Taking string input in char pointer

Question

#include<stdio.h>
#include<string.h>
#include<stdlib.h>

int main(){
    char *s;
    printf("enter the string : ");
    scanf("%s", s);
    printf("you entered %s\n", s);
    return 0;
}

When I provide small inputs of length up to 17 characters (for example "aaaaaaaaaaaaaaaaa") the program works perfectly fine but on providing inputs of larger lengths, it gives me a runtime error saying "main.c has stopped working unexpectedly".

Is there some problem with my compiler (codeblocks) or my pc (windows 7)? Or is it somehow related to the input buffer of C?

Answer 1

It's undefined behaviour as the pointer is uninitialized. There's no problem with your compiler but your code has problem :)

Make s point to valid memory before storing data in there.

---

To manage buffer overflow, you can specify the length in the format specifier:

scanf("%255s", s); // If s holds a memory of 256 bytes
// '255' should be modified as per the memory allocated.

GNU C supports an non-standard extension with which you don't have to allocate memory as allocation is done if %as is specified but a pointer to pointer should be passed:

#include<stdio.h>
#include<stdlib.h>  

int main() {
  char *s,*p;

  s = malloc(256);
  scanf("%255s", s); // Don't read more than 255 chars
  printf("%s", s);

  // No need to malloc `p` here
  scanf("%as", &p); // GNU C library supports this type of allocate and store.
  printf("%s", p);
  free(s);
  free(p); 
  return 0;
}

Answer 2

the char pointer is not initialized, you should dynamiclly allocate memory to it,

char *s = malloc(sizeof(char) * N);

where N is the maximum string size you can read, And its not safe to use scanf without specifying the maximum length for the input string, use it like this,

scanf("%Ns",s);

where N same as that for malloc.

Answer 3

You are not allocating any memory to the character array so first try to get memory by calling malloc() or calloc(). then try to use it.

s = malloc(sizeof(char) * YOUR_ARRAY_SIZE);
...do your work...
free(s);

Answer 4

You need to allocate enough memory for buffer where your pointer will point to:

    s = malloc(sizeof(char) * BUF_LEN);

and then free this memory if you do not need it anymore:

    free(s);

Answer 5

You're not allocating memory for your string, and thus, you're trying to write in a non-authorized memory address.
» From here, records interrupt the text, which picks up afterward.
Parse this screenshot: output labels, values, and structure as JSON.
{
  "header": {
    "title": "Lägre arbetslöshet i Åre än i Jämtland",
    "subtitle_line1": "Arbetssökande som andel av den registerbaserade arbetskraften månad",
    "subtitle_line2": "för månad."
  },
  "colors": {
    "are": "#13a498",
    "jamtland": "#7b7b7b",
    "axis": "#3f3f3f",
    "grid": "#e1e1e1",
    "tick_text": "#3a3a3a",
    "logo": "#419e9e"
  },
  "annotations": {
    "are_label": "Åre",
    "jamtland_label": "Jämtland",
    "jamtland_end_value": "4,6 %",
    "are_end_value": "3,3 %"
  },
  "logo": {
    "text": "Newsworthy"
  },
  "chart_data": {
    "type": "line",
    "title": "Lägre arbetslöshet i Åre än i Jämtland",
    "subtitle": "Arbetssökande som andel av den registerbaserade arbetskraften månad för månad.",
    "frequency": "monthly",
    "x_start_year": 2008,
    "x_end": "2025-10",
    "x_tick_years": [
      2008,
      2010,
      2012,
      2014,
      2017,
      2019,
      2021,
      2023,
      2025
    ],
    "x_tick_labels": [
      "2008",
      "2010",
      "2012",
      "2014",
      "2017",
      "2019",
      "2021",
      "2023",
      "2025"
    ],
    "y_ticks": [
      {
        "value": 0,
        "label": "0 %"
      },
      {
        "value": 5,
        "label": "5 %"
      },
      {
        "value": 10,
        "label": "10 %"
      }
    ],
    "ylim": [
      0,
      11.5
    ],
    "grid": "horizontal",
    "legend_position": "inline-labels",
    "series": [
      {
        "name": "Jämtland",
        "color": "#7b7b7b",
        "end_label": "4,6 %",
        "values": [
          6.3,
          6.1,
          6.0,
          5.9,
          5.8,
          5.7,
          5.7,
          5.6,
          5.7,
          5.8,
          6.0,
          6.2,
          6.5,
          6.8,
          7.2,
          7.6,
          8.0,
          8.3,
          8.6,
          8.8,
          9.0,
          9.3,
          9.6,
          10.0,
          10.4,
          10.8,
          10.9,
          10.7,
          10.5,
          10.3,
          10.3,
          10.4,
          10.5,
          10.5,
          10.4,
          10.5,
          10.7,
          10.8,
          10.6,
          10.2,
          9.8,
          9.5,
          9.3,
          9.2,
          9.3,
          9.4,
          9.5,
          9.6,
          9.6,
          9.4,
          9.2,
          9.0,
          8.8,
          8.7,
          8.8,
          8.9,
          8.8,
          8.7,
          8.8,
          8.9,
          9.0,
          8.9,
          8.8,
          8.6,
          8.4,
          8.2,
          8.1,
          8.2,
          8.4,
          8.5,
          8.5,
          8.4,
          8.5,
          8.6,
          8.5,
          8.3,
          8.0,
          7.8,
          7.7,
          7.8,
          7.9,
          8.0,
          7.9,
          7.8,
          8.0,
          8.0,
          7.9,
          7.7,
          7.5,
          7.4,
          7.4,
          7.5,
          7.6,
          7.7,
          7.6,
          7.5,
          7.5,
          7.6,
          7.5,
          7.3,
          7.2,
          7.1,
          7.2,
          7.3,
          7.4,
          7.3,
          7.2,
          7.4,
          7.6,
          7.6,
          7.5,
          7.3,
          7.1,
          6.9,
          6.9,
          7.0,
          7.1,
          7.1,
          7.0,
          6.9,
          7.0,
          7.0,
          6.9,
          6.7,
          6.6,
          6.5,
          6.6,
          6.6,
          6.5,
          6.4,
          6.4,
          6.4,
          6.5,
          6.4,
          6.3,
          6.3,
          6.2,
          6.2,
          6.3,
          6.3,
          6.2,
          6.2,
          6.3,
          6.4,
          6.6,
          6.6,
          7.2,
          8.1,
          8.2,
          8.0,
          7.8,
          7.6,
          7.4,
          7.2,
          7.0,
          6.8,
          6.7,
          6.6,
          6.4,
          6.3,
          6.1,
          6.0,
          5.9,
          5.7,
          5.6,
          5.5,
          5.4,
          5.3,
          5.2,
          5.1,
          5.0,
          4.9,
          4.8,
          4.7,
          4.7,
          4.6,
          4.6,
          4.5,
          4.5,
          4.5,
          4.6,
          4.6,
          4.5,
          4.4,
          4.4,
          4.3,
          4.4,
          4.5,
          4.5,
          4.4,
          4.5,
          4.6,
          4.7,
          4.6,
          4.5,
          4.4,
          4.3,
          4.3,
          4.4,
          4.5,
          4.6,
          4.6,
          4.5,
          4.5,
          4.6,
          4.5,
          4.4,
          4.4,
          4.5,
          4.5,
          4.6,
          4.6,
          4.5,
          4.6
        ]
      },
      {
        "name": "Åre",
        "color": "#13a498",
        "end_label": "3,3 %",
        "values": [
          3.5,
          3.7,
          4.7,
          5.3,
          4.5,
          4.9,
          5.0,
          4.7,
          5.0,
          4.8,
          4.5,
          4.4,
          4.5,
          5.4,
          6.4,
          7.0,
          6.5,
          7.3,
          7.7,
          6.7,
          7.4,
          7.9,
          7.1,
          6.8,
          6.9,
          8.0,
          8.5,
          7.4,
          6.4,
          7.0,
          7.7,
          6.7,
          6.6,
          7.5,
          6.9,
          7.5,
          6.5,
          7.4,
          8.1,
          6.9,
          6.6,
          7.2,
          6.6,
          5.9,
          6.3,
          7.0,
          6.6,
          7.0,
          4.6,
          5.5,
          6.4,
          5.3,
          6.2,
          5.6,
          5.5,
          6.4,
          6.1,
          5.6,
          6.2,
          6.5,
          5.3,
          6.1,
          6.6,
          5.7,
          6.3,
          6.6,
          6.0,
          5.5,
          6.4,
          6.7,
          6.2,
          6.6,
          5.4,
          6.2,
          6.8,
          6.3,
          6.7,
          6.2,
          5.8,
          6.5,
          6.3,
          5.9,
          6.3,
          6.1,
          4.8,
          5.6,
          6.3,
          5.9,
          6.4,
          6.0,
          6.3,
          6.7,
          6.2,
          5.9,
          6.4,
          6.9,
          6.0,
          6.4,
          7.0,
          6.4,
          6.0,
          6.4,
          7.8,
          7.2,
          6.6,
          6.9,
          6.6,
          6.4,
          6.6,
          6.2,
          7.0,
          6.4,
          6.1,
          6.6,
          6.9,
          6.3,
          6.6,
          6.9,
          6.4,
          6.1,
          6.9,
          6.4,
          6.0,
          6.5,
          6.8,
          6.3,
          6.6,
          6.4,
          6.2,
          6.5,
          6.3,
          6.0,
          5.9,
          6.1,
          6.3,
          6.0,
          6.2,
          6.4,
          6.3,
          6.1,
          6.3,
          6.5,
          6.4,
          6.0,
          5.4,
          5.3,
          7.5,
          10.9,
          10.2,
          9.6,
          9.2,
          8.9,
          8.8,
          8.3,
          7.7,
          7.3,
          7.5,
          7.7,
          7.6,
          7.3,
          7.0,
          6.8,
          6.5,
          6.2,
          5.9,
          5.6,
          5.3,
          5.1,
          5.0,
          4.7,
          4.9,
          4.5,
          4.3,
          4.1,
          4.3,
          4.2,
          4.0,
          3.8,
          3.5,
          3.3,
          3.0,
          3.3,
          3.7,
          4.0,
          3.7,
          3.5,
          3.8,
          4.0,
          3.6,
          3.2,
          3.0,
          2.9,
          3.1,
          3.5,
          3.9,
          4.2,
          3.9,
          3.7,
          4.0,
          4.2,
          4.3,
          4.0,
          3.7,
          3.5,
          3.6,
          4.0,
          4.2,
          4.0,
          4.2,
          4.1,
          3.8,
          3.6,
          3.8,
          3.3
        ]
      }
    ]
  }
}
Here

char *s;

You're just declaring a pointer. You're not specifying how much memory to reserve for your string. You can statically declare this like:

char s[100];

which will reserve 100 characters. If you go beyond 100, it will still crash as you mentionned for the same reason again.

Answer 6

The problem is with your code .. you never allocate memory for the char *. Since, there is no memory allocated(with malloc()) big enough to hold the string, this becomes an undefined behavior..

You must allocate memory for s and then use scanf()(I prefer fgets())

Answer 7

#include"stdio.h"
#include"malloc.h"

int main(){

        char *str;

        str=(char*)malloc(sizeof(char)*30);

        printf("\nENTER THE STRING : ");
        fgets(str,30,stdin);

        printf("\nSTRING IS : %s",str);

        return 0;
}

Answer 8

The code in C to read a character pointer

#include<stdio.h>
 #include<stdlib.h>
 void main()
 {
    char* str1;//a character pointer is created 
    str1 = (char*)malloc(sizeof(char)*100);//allocating memory to pointer
    scanf("%[^\n]s",str1);//hence the memory is allocated now we can store the characters in allocated memory space
    printf("%s",str1);
    free(str1);//free the memory allocated to the pointer
 }

Answer 9

I was getting this problem. I tried this code below and it worked:

char *text; 
scanf("%s", *&text); 

I dont know how it worked. I just felt like doing it.